I disagree with the premise of his proposal. Politically, there needs to be recognition that the President is going to nominate someone who he thinks will rule in a manner that pleases him, and that there must be some deference to that process or there will be no judges at all. But that’s not the same thing as a “presumption of confirmation;” rather, that’s a realistic view of the situation, and Senators who know that they disagree with the President on Constitutional issues will need to be willing to settle for “half a loaf” during times in the country’s history that political control over the nomination and confirmation process is shared between differing political parties. The distasteful necessity of such a compromise is not exactly Schumer’s complaint, of course – he thinks he was actually deceived by these nominees and their White House sponsors, and that he and his fellow Democrats didn’t even get half a loaf out of agreeing to confirm the nomination of Chief Justice Roberts and Justice Alito. But that’s besides the point.
There should be no presumption either for or against confirmation of any nominee to any post, particularly to a post as critical as the Supreme Court. The Senate has its own role to discharge in the process of putting new judges on the bench, and the Constitution says nothing about deference to the President. The Senate’s main job is to render a sober and thorough evaluation of the nominee’s qualifications and abilities to discharge the office, and at least some inquiry into that person’s likely impact on the sphere of the law and government that the nominee will influence. The exact extent of that impact analysis is not definable in easy terms, since while a judge cannot evaluate the merits of a case before the case is presented to her, her attitude about issues, individual rights, the extent of the government’s powers, and the law in a generalized sense are all important to know.

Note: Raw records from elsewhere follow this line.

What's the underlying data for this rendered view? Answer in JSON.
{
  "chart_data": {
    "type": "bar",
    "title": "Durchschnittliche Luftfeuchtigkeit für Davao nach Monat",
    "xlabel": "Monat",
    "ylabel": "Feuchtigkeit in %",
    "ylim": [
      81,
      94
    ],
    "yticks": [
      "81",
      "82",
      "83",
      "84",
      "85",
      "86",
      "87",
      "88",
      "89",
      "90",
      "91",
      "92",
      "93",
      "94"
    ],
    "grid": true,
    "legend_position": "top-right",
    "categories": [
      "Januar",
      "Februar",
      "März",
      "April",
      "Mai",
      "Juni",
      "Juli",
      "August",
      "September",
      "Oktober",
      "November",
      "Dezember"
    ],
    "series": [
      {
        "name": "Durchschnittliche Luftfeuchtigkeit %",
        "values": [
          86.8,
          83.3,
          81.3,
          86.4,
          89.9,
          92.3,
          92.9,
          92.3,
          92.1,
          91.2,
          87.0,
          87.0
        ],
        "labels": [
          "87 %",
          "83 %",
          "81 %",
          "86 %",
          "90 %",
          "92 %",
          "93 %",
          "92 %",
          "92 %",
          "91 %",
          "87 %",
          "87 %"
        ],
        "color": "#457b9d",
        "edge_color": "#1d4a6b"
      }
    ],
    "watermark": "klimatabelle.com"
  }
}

So I don’t think Senator Schumer is out of line to demand some idea of how a Supreme Court nominee will vote and behave once in office. But I do think that a litmus test on particular issues (most prominently abortion) is improper, and it’s pretty clear to me that Schumer is particularly mad about the recent abortion-rights decision. He would not have made this speech had the Court ruled differently on that single case.
Postscript: I hope all my Loyal Readers, from left, right, and center, will join me in wishing the Chief Justice a speedy recovery from his seizure and fall this afternoon.